New approaches to vaccines are urgently needed for many viruses including HIV and herpes simplex. Dermal vaccination appears increasingly promising as the dense network of immune cells in the skin, especially dendritic cells (DC), allows for enhanced immune responses and the opportunity to tailor vaccine responses by targeting specific subsets for activation.
A macaque model for skin vaccination will be valuable for dissecting the immune response to novel vaccines, incorporating both resident and migratory immune cells and may be critical for HIV challenge studies, where no small animal model of infection is available. In order to adapt delivery devices and vaccine formulations for such trials, we need to understand the immune cell composition of macaque skin. Macaque blood DCs are similar in phenotype and function to humans but we know very little about their skin.
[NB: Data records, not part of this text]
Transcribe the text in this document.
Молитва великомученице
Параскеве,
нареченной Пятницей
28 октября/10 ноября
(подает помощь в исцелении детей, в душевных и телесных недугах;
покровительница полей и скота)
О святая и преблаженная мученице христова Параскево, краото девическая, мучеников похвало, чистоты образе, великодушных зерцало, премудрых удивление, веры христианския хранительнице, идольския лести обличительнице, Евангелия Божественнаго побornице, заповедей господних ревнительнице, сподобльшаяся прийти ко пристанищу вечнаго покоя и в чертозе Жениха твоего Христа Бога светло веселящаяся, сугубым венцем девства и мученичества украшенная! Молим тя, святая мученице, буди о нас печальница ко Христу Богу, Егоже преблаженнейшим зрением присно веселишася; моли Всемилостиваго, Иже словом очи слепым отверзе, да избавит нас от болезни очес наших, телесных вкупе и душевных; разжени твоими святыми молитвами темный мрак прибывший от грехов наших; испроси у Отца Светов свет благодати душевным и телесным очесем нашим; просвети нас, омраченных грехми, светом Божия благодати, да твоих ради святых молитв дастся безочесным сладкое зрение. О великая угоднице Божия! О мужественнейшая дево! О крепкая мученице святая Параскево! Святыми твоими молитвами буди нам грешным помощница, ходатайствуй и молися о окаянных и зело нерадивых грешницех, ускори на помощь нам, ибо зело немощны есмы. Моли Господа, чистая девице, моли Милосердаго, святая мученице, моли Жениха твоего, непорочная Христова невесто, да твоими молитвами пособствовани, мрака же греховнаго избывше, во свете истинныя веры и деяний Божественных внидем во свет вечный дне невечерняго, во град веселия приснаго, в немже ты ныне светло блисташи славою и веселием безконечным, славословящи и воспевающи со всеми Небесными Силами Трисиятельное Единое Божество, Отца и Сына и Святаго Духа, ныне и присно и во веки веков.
We are comparing biopsies of healthy skin from pigtail macaques and humans and enumerating immune cell populations using fluorescence microscopy. We found that the epidermis of macaque skin was thinner than human abdominal skin but there were equivalent numbers of Langerhans cells. In the macaque dermis we can identify two of three human myeloid DC subsets - CD1a+, CD14+ but not CD141+. While the macaque equivalent of CD141+ cross-presenting DCs has been identified in blood using XCR1 and CADM1, we found expression of these molecules in human skin was not restricted to CD141+ cells. We found rare langerin+ CD11c+ myeloid cells in the dermis of humans but marked numbers in macaques. Further investigation will confirm whether these are the equivalent of dermal resident langerin+ DCs recently confirmed in humans although the functional features of this subset are unknown
These results will help inform design of delivery devices targeting vaccines to the dermo-epidermal junction and specific DC subsets in the skin, for testing in macaque models.